I gave up drawing as I got older and I became someone that I didn’t like. I became judgmental, hard, and unsympathetic. I became a person that believed in scarcity again. In other words, if I didn’t carve out my place and grab what I could, there wasn’t going to be enough for me. I became desperate in my relationships and in my life. I didn’t have time to draw, I had to go make money and get what I could while I could. And it worked. I experienced success in making money. I bought the house and car I wanted. I took vacations that I only used to dream about. I did it. And the way I did it worked. My scarcity mentality, and closing off my feelings got me where I said I wanted to be. I set a goal, I achieved my goal so why wasn’t I happy? I threw my artistic world away because I didn’t see its value, and in its place I accumulated material things. I got pleasure, and still do get pleasure from material things. But my dissatisfaction and sadness that crept slowly and steadily into my life told a different story. A story that eventually I couldn’t ignore.
I grew up near San Francisco around wealth. I moved to Portland Oregon when my daughter was a baby because I didn’t want that life. I didn’t want the life of chasing money. But then I ended up chasing money in Portland. I did the same thing, but just in a different city. I would have moments that I would look in the mirror and say, “What are you doing? This isn’t the plan” . But then I would just keep going forward, not knowing how to change. I moved to Portland to pursue my art and a more meaningful life, but I didn’t think it was going to take me 20 years to get there.

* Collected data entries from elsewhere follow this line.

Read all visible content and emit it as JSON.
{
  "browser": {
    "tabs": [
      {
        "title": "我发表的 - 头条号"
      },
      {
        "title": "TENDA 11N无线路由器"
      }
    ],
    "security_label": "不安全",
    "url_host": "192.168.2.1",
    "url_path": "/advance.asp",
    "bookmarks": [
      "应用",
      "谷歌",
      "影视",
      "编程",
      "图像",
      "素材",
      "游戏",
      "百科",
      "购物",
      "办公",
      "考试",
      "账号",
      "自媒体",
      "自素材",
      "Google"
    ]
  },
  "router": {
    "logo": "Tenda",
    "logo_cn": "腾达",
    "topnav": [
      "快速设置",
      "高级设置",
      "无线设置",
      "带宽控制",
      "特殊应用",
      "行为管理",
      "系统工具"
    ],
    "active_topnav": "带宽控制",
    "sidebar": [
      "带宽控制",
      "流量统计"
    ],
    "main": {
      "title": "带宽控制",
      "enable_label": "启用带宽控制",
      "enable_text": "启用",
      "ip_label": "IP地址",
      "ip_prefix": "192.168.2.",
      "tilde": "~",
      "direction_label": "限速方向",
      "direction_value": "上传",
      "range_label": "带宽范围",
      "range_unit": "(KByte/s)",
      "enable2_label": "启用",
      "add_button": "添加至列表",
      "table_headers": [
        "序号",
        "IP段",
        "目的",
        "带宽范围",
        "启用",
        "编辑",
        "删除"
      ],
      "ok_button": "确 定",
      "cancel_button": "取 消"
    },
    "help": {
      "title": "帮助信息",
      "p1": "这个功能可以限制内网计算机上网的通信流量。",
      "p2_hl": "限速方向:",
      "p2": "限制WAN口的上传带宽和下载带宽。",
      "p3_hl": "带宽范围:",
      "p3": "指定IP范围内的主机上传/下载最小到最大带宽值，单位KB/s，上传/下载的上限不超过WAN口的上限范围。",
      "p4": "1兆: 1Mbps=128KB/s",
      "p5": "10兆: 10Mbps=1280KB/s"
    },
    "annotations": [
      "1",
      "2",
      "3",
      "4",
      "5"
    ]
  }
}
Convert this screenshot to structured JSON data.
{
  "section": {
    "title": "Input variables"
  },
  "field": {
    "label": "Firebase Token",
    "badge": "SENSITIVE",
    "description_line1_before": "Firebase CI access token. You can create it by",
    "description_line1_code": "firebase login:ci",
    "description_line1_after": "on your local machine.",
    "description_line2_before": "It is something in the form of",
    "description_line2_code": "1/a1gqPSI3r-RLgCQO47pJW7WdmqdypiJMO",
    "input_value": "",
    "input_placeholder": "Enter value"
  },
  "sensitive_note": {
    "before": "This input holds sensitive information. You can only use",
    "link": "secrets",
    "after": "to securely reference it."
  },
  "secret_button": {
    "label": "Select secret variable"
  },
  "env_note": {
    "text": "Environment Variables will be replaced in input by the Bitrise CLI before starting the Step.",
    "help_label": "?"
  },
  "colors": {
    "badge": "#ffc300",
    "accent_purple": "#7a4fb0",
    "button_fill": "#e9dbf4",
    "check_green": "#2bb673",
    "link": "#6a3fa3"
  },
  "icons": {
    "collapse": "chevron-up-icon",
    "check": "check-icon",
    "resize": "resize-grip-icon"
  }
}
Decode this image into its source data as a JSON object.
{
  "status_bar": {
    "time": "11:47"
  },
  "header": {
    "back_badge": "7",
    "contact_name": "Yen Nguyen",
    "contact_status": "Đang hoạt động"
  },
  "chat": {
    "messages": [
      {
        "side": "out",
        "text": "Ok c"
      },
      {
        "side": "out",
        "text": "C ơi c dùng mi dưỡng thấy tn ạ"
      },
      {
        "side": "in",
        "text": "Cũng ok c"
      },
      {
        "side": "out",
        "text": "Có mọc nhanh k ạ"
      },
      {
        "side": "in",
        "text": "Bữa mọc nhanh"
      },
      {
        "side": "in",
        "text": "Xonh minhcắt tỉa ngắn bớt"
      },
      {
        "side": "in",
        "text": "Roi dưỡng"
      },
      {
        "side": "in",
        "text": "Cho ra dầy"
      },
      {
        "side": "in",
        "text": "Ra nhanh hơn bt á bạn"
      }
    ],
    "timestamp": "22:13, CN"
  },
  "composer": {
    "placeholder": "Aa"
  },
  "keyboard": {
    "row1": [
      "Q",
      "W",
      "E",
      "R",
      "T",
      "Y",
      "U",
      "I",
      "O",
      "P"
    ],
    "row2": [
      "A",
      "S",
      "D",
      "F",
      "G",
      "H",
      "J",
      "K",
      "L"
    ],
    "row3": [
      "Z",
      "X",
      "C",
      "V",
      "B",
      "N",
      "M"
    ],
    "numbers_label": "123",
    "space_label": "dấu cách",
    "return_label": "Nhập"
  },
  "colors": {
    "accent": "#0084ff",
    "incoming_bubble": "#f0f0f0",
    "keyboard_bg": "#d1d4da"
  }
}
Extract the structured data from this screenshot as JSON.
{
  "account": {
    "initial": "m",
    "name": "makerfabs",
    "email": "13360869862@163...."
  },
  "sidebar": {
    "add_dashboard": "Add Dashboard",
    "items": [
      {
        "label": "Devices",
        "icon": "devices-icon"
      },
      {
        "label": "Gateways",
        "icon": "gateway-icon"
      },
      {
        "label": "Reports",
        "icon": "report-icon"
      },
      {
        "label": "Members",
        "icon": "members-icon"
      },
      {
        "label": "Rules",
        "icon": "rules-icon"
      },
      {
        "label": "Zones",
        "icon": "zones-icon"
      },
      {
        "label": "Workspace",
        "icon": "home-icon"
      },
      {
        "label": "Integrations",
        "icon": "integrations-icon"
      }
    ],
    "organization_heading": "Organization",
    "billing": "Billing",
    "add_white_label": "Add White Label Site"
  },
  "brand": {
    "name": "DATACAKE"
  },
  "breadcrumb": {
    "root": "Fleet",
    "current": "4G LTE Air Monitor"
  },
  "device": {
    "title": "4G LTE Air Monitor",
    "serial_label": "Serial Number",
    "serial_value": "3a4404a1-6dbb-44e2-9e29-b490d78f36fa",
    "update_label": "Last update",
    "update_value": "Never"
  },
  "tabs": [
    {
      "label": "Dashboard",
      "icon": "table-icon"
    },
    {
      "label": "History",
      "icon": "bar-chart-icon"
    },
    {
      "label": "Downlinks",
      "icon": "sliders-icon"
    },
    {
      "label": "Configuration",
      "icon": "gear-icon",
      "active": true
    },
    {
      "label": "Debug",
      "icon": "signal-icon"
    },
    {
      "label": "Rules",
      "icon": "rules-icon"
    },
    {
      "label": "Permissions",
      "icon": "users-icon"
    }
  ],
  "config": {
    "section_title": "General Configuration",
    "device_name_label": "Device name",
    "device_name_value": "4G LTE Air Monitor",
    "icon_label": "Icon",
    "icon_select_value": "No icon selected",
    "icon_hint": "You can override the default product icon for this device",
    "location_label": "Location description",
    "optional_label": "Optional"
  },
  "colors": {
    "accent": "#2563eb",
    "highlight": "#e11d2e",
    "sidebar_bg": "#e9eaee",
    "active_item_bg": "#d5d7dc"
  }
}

A year ago I started drawing my women again after a long absence. A year ago, once again I went to them for answers because I was confused. I was confused as to why I felt so sad when I had achieved everything I had set out to achieve. Whenever I would start to feel sad or disconnected instead of going down that path, I would remove myself from the situation and draw. There is something meditative about putting my pencil to paper and creating something. I spent whole weekends drawing for no one but me. I drew one woman after another and each represented an emotion, a time, a place. One by one my women were physical evidence of my emotions over the years, and my dreams for the future. I was once again lost in my fantasy world high above the confusion of earth.
My friends have been telling me lately that I am gifted, or that I have a talent for drawing. I don’t know how to react to that. I never thought of it that way. I draw my women not to get praise, but to escape. I purposely didn’t choose art as a career because I didn’t want to be told how to draw. It would be the same as someone telling me how to dream. Plus I didn’t want my fantasy world taken away from me. That is a world that no one could touch but me. It is beautiful, pure, and serene there. I am beautiful and untouchable there.
It has been quite a journey, and when I look back on myself the only emotion I feel is sadness. I feel sad for the person that I was because I was so lost. I didn’t even know I was lost, that is how lost I was. I was trying to gain the approval of people I didn’t even respect, I was constantly trying to prove that I was good enough and had something to offer, I hid my emotions and faked my way through the day. Why? Why did I do this? The sad thing is, I didn’t know there was an alternative. I didn’t know I could be honest, and tell my truth and do my art and still live a productive life. I thought it was one or the other. I didn’t know how to integrate my worlds.
I am slowly learning that I can have and live in both of my worlds. And I can invite my friends into my fantasy world of my magical women, and they can experience it with me. This is something I never thought possible. It had always been my sacred world that I protected and rarely showed to anyone. But, it brings me such joy that other people find happiness in this world too. The world that was created out of the imagination of a young girl who was confused about the chaos and hurt around her and wanted escape to beauty.
My creative world is my world in the clouds, in the air, away from earth and the hurt of life. I still live there, but now I live on earth too.